Like most "what happened to fairies" generalizations, there isn't a one size fits all answer, because "fairy" is a term that applies to a whole bunch of different mythical creatures from different cultures with different histories. The process of lumping all these creatures together into one mythos for use in fantasy stories and role playing games is a later development.
Some cultures already had a tendency to present certain supernatural creatures as diminutive, such as Cornish pixies or Germanic trolls, though even here, diminutive stature wasn't always a feature of these creatures. Sometimes they were depicted as normal human height.
Others depicted fairy-like creatures as being capable of growing and shrinking at will, and so individual stories might have tiny fairies, but that wasn't some fundamental feature of them. To make matters more complicated, some cultures used terms like "wee folk" to describe fairies, despite not tending to depict them as diminutive initially, as a sort of polite descriptor to describe spirits diminutive in power compared to the divine after they began to be syncretized into Christianity.
Within some of these places, more recent local folklore even tries to explain the "shrinking" of the wee folk as a consequence of the old gods becoming small after they stopped being worshipped. While this is not literally true in the way some of the folk sayings suggest, there may be a process by which some fairies in narrative gradually diminished in both power and physical stature over time following the advent of Christianity. There is an interesting theory out there that the leprechaun is a diminutive version of the deity Lugh that shrunk and changed over time following the conversion of Ireland.

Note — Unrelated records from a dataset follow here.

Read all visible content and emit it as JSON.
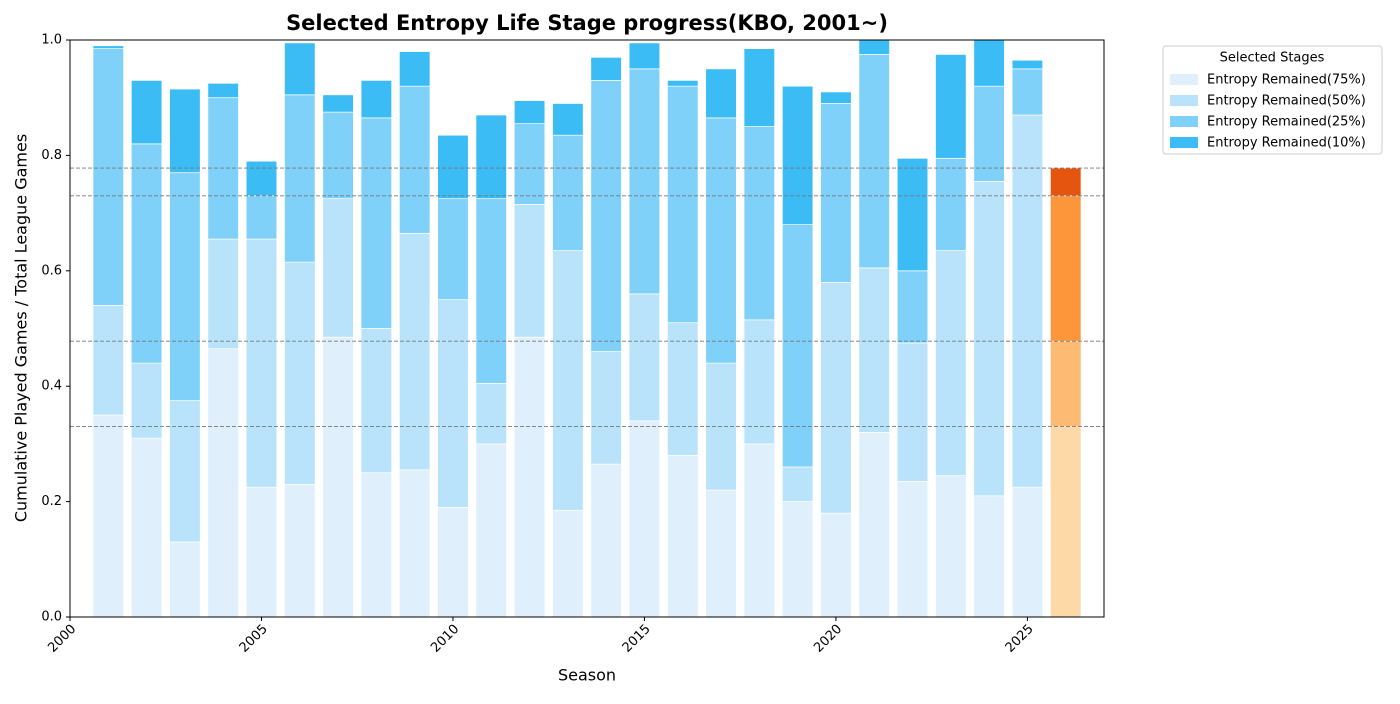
{
  "chart_data": {
    "type": "stacked_bar",
    "title": "Selected Entropy Life Stage progress(KBO, 2001~)",
    "x_label": "Season",
    "y_label": "Cumulative Played Games / Total League Games",
    "x": [
      2001,
      2002,
      2003,
      2004,
      2005,
      2006,
      2007,
      2008,
      2009,
      2010,
      2011,
      2012,
      2013,
      2014,
      2015,
      2016,
      2017,
      2018,
      2019,
      2020,
      2021,
      2022,
      2023,
      2024,
      2025,
      2026
    ],
    "series": [
      {
        "name": "Entropy Remained(75%)",
        "color": "#dff0fc",
        "highlight_color": "#fdd9a8",
        "values": [
          0.35,
          0.31,
          0.13,
          0.465,
          0.225,
          0.23,
          0.485,
          0.25,
          0.255,
          0.19,
          0.3,
          0.485,
          0.185,
          0.265,
          0.34,
          0.28,
          0.22,
          0.3,
          0.2,
          0.18,
          0.32,
          0.235,
          0.245,
          0.21,
          0.225,
          0.33
        ]
      },
      {
        "name": "Entropy Remained(50%)",
        "color": "#b8e3fa",
        "highlight_color": "#fdba72",
        "values": [
          0.19,
          0.13,
          0.245,
          0.19,
          0.43,
          0.385,
          0.24,
          0.25,
          0.41,
          0.36,
          0.105,
          0.23,
          0.45,
          0.195,
          0.22,
          0.23,
          0.22,
          0.215,
          0.06,
          0.4,
          0.285,
          0.24,
          0.39,
          0.545,
          0.645,
          0.148
        ]
      },
      {
        "name": "Entropy Remained(25%)",
        "color": "#7fd1fa",
        "highlight_color": "#fd953b",
        "values": [
          0.445,
          0.38,
          0.395,
          0.245,
          0.075,
          0.29,
          0.15,
          0.365,
          0.255,
          0.175,
          0.32,
          0.14,
          0.2,
          0.47,
          0.39,
          0.41,
          0.425,
          0.335,
          0.42,
          0.31,
          0.37,
          0.125,
          0.16,
          0.165,
          0.08,
          0.252
        ]
      },
      {
        "name": "Entropy Remained(10%)",
        "color": "#3bbcf5",
        "highlight_color": "#e6550d",
        "values": [
          0.005,
          0.11,
          0.145,
          0.025,
          0.06,
          0.09,
          0.03,
          0.065,
          0.06,
          0.11,
          0.145,
          0.04,
          0.055,
          0.04,
          0.045,
          0.01,
          0.085,
          0.135,
          0.24,
          0.02,
          0.03,
          0.195,
          0.18,
          0.085,
          0.015,
          0.048
        ]
      }
    ],
    "highlight": 2026,
    "bar_width": 0.8,
    "xlim": [
      2000,
      2027
    ],
    "xticks": [
      2000,
      2005,
      2010,
      2015,
      2020,
      2025
    ],
    "ylim": [
      0,
      1
    ],
    "yticks": [
      {
        "value": 0,
        "label": "0.0"
      },
      0.2,
      0.4,
      0.6,
      0.8,
      {
        "value": 1,
        "label": "1.0"
      }
    ],
    "legend_title": "Selected Stages",
    "legend": "outside-upper-right",
    "reference_lines": true
  }
}
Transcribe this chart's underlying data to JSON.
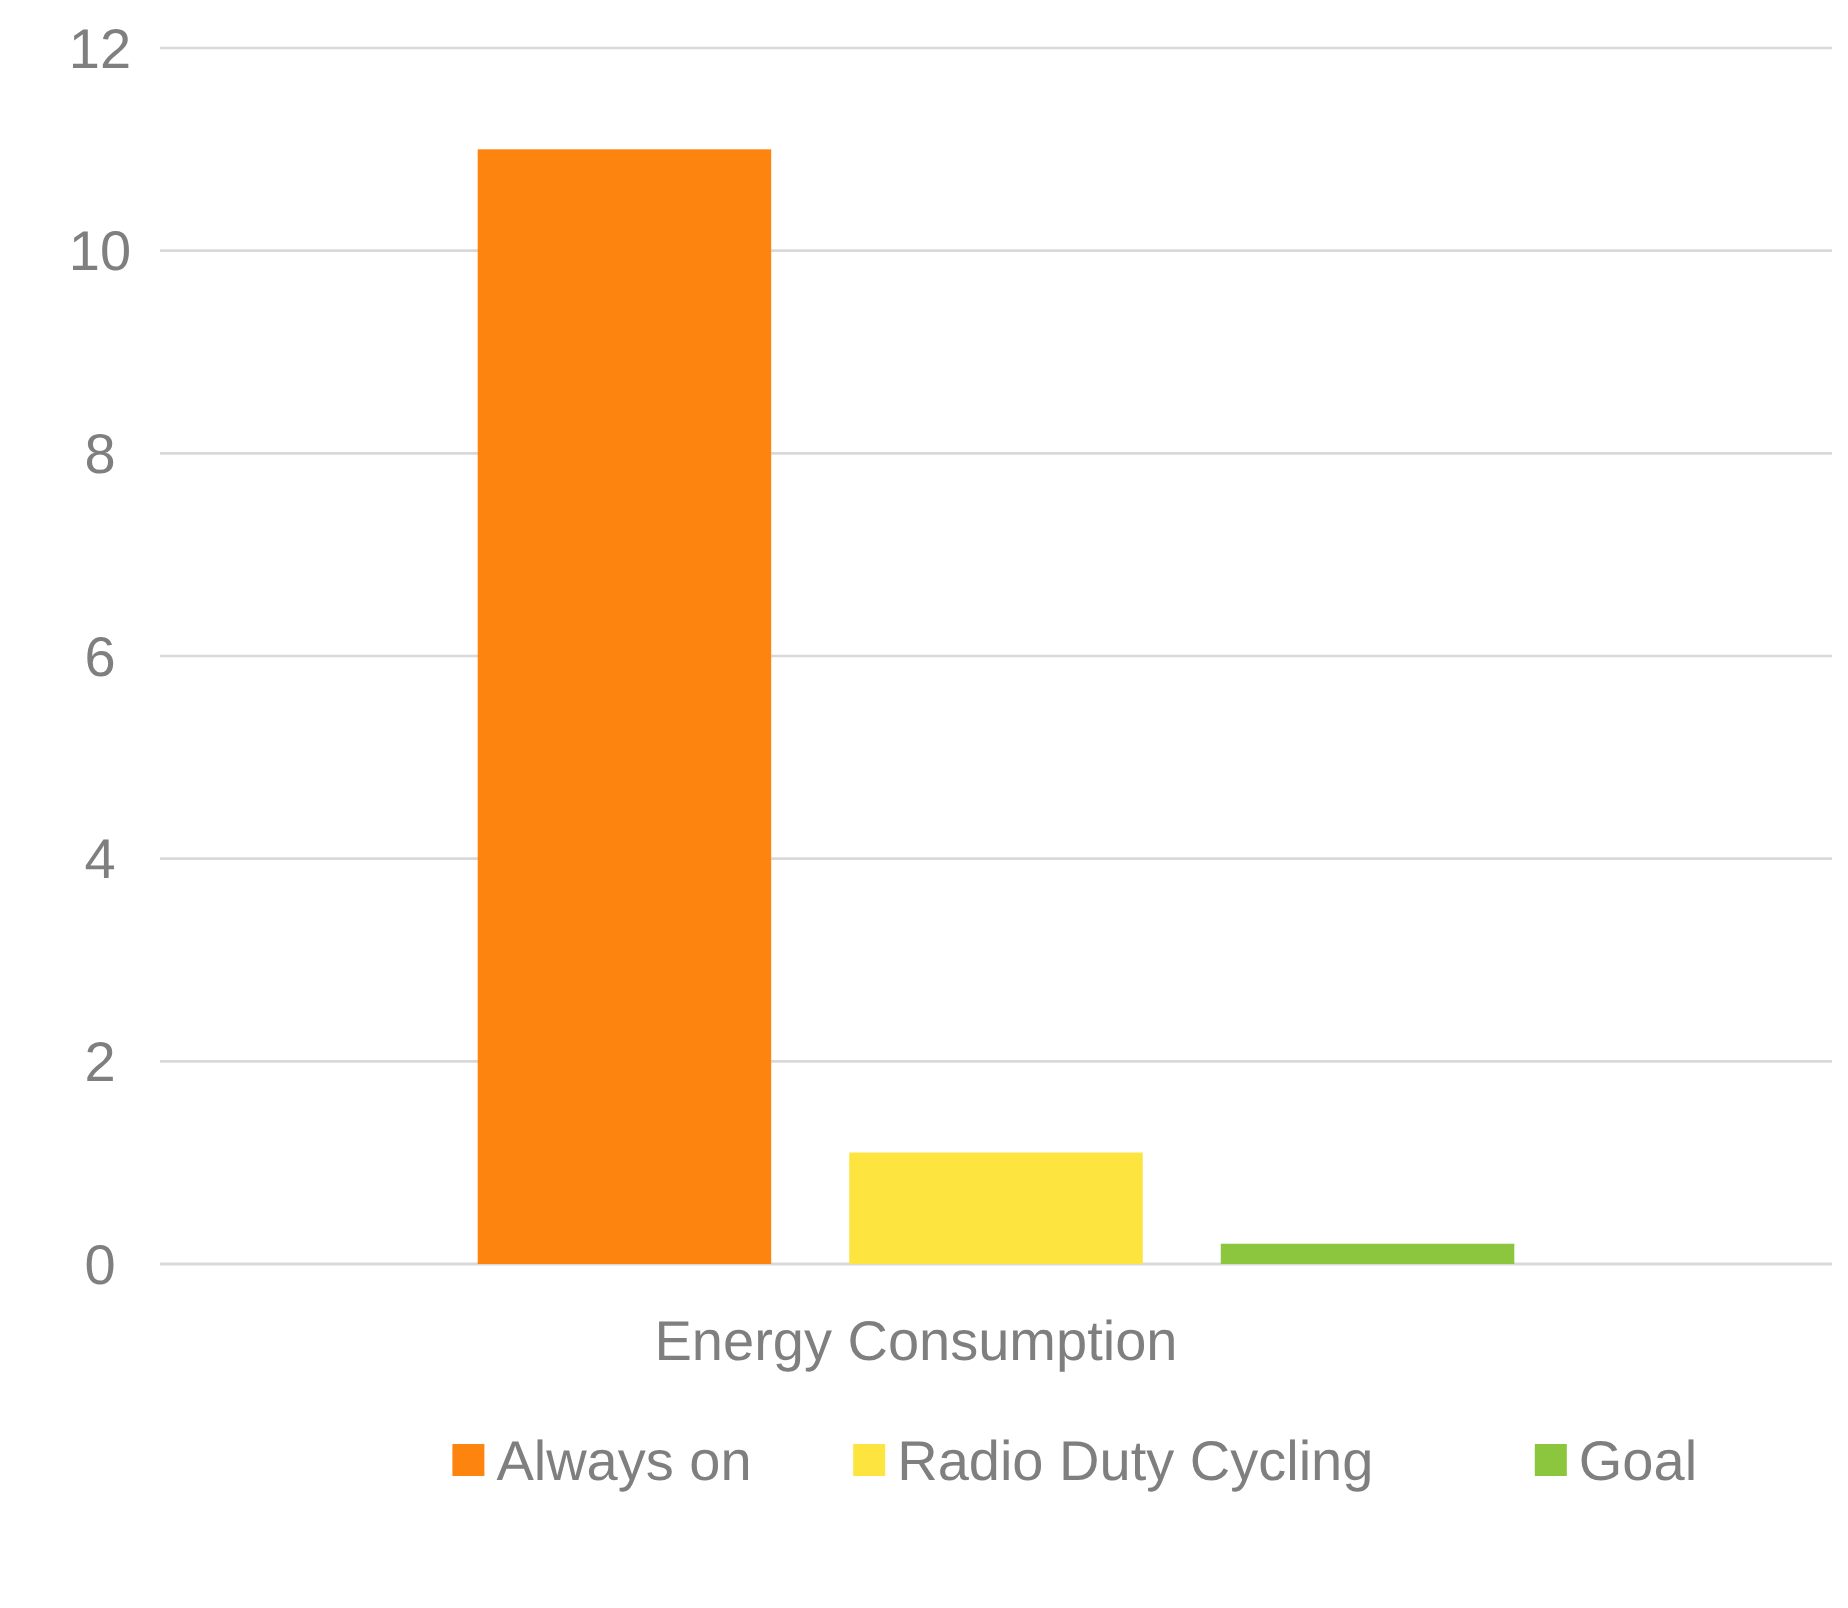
{
  "chart_data": {
    "type": "bar",
    "categories": [
      "Energy Consumption"
    ],
    "series": [
      {
        "name": "Always on",
        "color": "#fd850f",
        "values": [
          11
        ]
      },
      {
        "name": "Radio Duty Cycling",
        "color": "#fde43f",
        "values": [
          1.1
        ]
      },
      {
        "name": "Goal",
        "color": "#8cc63e",
        "values": [
          0.2
        ]
      }
    ],
    "ylim": [
      0,
      12
    ],
    "yticks": [
      0,
      2,
      4,
      6,
      8,
      10,
      12
    ],
    "grid": "y",
    "legend": "bottom"
  }
}
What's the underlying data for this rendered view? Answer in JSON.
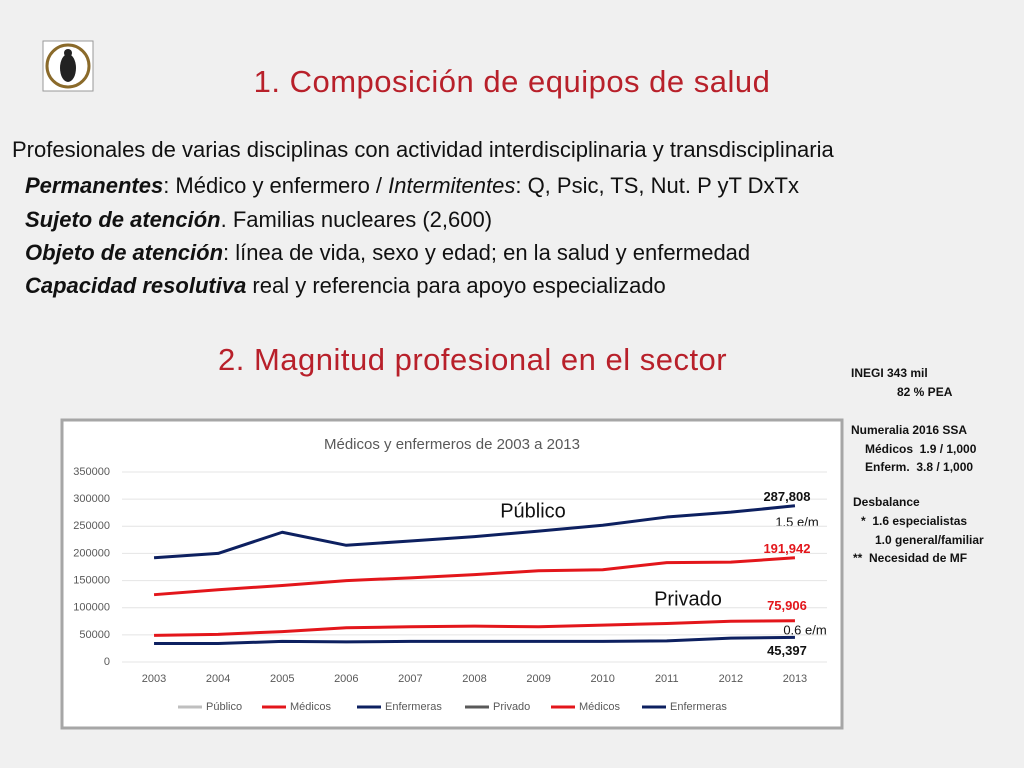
{
  "slide": {
    "title1": "1. Composición de equipos de salud",
    "intro": "Profesionales de varias disciplinas con actividad interdisciplinaria y transdisciplinaria",
    "lines": [
      [
        "Permanentes",
        ": Médico y enfermero / ",
        "Intermitentes",
        ": Q, Psic, TS, Nut. P yT DxTx"
      ],
      [
        "Sujeto de atención",
        ". Familias nucleares (2,600)"
      ],
      [
        "Objeto de atención",
        ": línea de vida, sexo y edad; en la salud y enfermedad"
      ],
      [
        "Capacidad resolutiva",
        " real y referencia para apoyo especializado"
      ]
    ],
    "title2": "2. Magnitud profesional en el sector",
    "notes": [
      "INEGI 343 mil",
      "82 % PEA",
      "Numeralia 2016 SSA",
      "Médicos  1.9 / 1,000",
      "Enferm.  3.8 / 1,000",
      "Desbalance",
      "*  1.6 especialistas",
      "1.0 general/familiar",
      "**  Necesidad de MF"
    ]
  },
  "chart_data": {
    "type": "line",
    "title": "Médicos y enfermeros  de 2003 a 2013",
    "categories": [
      "2003",
      "2004",
      "2005",
      "2006",
      "2007",
      "2008",
      "2009",
      "2010",
      "2011",
      "2012",
      "2013"
    ],
    "ylim": [
      0,
      350000
    ],
    "yticks": [
      0,
      50000,
      100000,
      150000,
      200000,
      250000,
      300000,
      350000
    ],
    "grid": true,
    "series": [
      {
        "name": "Público",
        "color": "#bfbfbf",
        "values": [
          null,
          null,
          null,
          null,
          null,
          null,
          null,
          null,
          null,
          null,
          null
        ]
      },
      {
        "name": "Médicos",
        "color": "#e3161b",
        "values": [
          124000,
          133000,
          141000,
          150000,
          155000,
          161000,
          168000,
          170000,
          183000,
          184000,
          191942
        ],
        "value_labels": [
          null,
          null,
          null,
          null,
          null,
          null,
          null,
          null,
          null,
          null,
          "191,942"
        ]
      },
      {
        "name": "Enfermeras",
        "color": "#0d2060",
        "values": [
          192000,
          200000,
          239000,
          215000,
          223000,
          231000,
          241000,
          252000,
          267000,
          276000,
          287808
        ],
        "value_labels": [
          null,
          null,
          null,
          null,
          null,
          null,
          null,
          null,
          null,
          null,
          "287,808"
        ]
      },
      {
        "name": "Privado",
        "color": "#595959",
        "values": [
          null,
          null,
          null,
          null,
          null,
          null,
          null,
          null,
          null,
          null,
          null
        ]
      },
      {
        "name": "Médicos",
        "color": "#e3161b",
        "values": [
          49000,
          51000,
          56000,
          63000,
          65000,
          66000,
          65000,
          68000,
          71000,
          75000,
          75906
        ],
        "value_labels": [
          null,
          null,
          null,
          null,
          null,
          null,
          null,
          null,
          null,
          null,
          "75,906"
        ]
      },
      {
        "name": "Enfermeras",
        "color": "#0d2060",
        "values": [
          34000,
          34000,
          38000,
          37000,
          38000,
          38000,
          38000,
          38000,
          39000,
          44000,
          45397
        ],
        "value_labels": [
          null,
          null,
          null,
          null,
          null,
          null,
          null,
          null,
          null,
          null,
          "45,397"
        ]
      }
    ],
    "annotations": [
      "Público",
      "Privado",
      "1.5 e/m",
      "0.6 e/m"
    ]
  }
}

As fairies became the purview of Victorian children's authors, their diminutive stature became standardized. This may be part of the process of making these creatures that could be genuinely dangerous in their original depictions more "kid friendly", or as a way of explaining why you don't see fairies running around, or both, or neither, but during this time you start to see standard images of fairies, recognizable to modern eyes, showing up.
So it's kind of both. There are depictions of diminutive fairies in early folklore, and the tendency to represent fairies as diminutive increased and spread over time, but the idea that this applies to all fairies all of the time didn't develop until much later.